# Wheel Weight of the Audi 19" "Tri-five-spoke"?



## LongviewTx (Dec 26, 1999)

Do any of yous guys know the weight of this 19" "Tri-five-spoke" wheel, as depicted in the below image?











My old R32 for grins:


----------



## TJ_MK2TT (Jun 21, 2009)

Potato peelers! Not sure... Probably as much as the oem RS4s


----------



## TT412GO (May 14, 2009)

LongviewTx said:


> Do any of yous guys know the weight of this 19" "Tri-five-spoke" wheel, as depicted in the below image?


Likely 30 lbs or so (the RS4 style is about 29)


----------



## DrDomm (Feb 16, 2003)

TT412GO said:


> Likely 30 lbs or so (the RS4 style is about 29)

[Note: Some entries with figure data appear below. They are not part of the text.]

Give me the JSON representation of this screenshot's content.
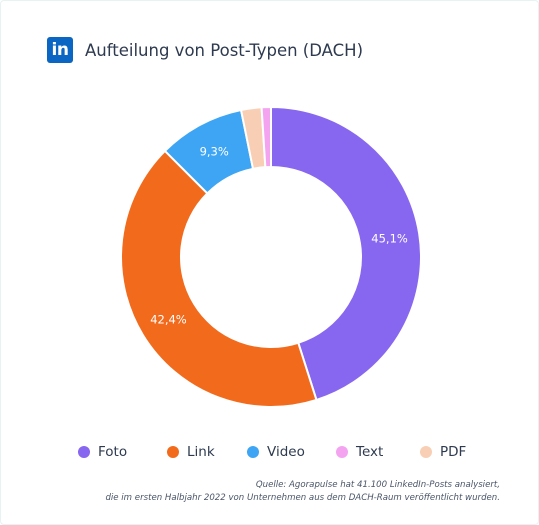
{
  "header": {
    "logo_text": "in",
    "logo_icon": "linkedin-logo-icon",
    "title": "Aufteilung von Post-Typen (DACH)"
  },
  "colors": {
    "brand": "#0a66c2",
    "background": "#ffffff"
  },
  "chart_data": {
    "type": "pie",
    "variant": "donut",
    "title": "Aufteilung von Post-Typen (DACH)",
    "legend_position": "bottom",
    "series": [
      {
        "name": "Foto",
        "value": 45.1,
        "label": "45,1%",
        "color": "#8766f0"
      },
      {
        "name": "Link",
        "value": 42.4,
        "label": "42,4%",
        "color": "#f26b1d"
      },
      {
        "name": "Video",
        "value": 9.3,
        "label": "9,3%",
        "color": "#3da5f4"
      },
      {
        "name": "PDF",
        "value": 2.2,
        "label": "",
        "color": "#f8cfb4"
      },
      {
        "name": "Text",
        "value": 1.0,
        "label": "",
        "color": "#f4a3f1"
      }
    ]
  },
  "legend": {
    "items": [
      {
        "label": "Foto",
        "color": "#8766f0"
      },
      {
        "label": "Link",
        "color": "#f26b1d"
      },
      {
        "label": "Video",
        "color": "#3da5f4"
      },
      {
        "label": "Text",
        "color": "#f4a3f1"
      },
      {
        "label": "PDF",
        "color": "#f8cfb4"
      }
    ]
  },
  "source": {
    "line1": "Quelle: Agorapulse hat 41.100 LinkedIn-Posts analysiert,",
    "line2": "die im ersten Halbjahr 2022 von Unternehmen aus dem DACH-Raum veröffentlicht wurden."
  }
}
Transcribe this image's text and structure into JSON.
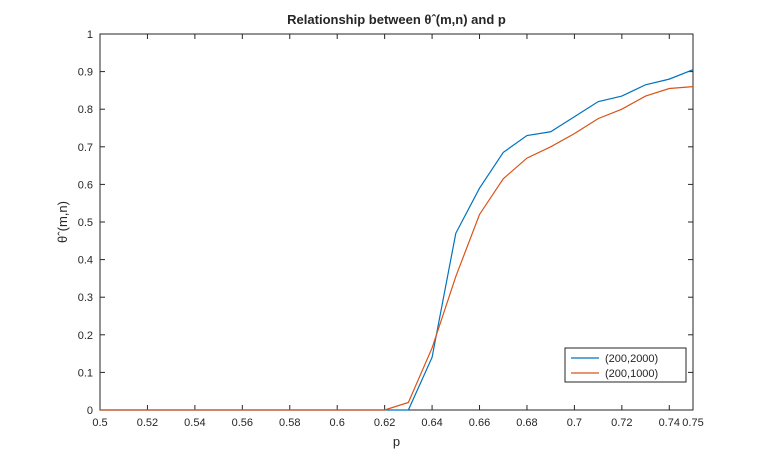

So are the 5 twin spoke ones.


----------



## litespeed65 (Nov 8, 2006)

Anyone else here NOT loving these new RS6 wheels? I'm picking up my new car Tuesday and I'm surely hoping they look better in person. Audi is installing them on every model now...
Much preferred the S-line, RS titanium or the classic 5-twin-spoke wheels, but of course Audi also eliminated Brilliant Red and Sprint Blue for 2011 as main color options.


----------



## LongviewTx (Dec 26, 1999)

litespeed65 said:


> ... I'm picking up my new car Tuesday ...


Congrats, hope you can sleep the next few nights!


----------



## litespeed65 (Nov 8, 2006)

> Congrats, hope you can sleep the next few nights!


Thanks, I can't wait any longer- ordered the car on July 31. Only problem now is the weather, Calgary has had some snow and the streets are wet/freezing. I have a long (700+km) drive back home.


----------



## LongviewTx (Dec 26, 1999)

I don't know about no snow but, the quattro will even out a lot of things fo sho.


----------



## DrDomm (Feb 16, 2003)

I agree about the 5 twin spokes...I love them. Still, those tri spoke ones look great. Enjoy!


----------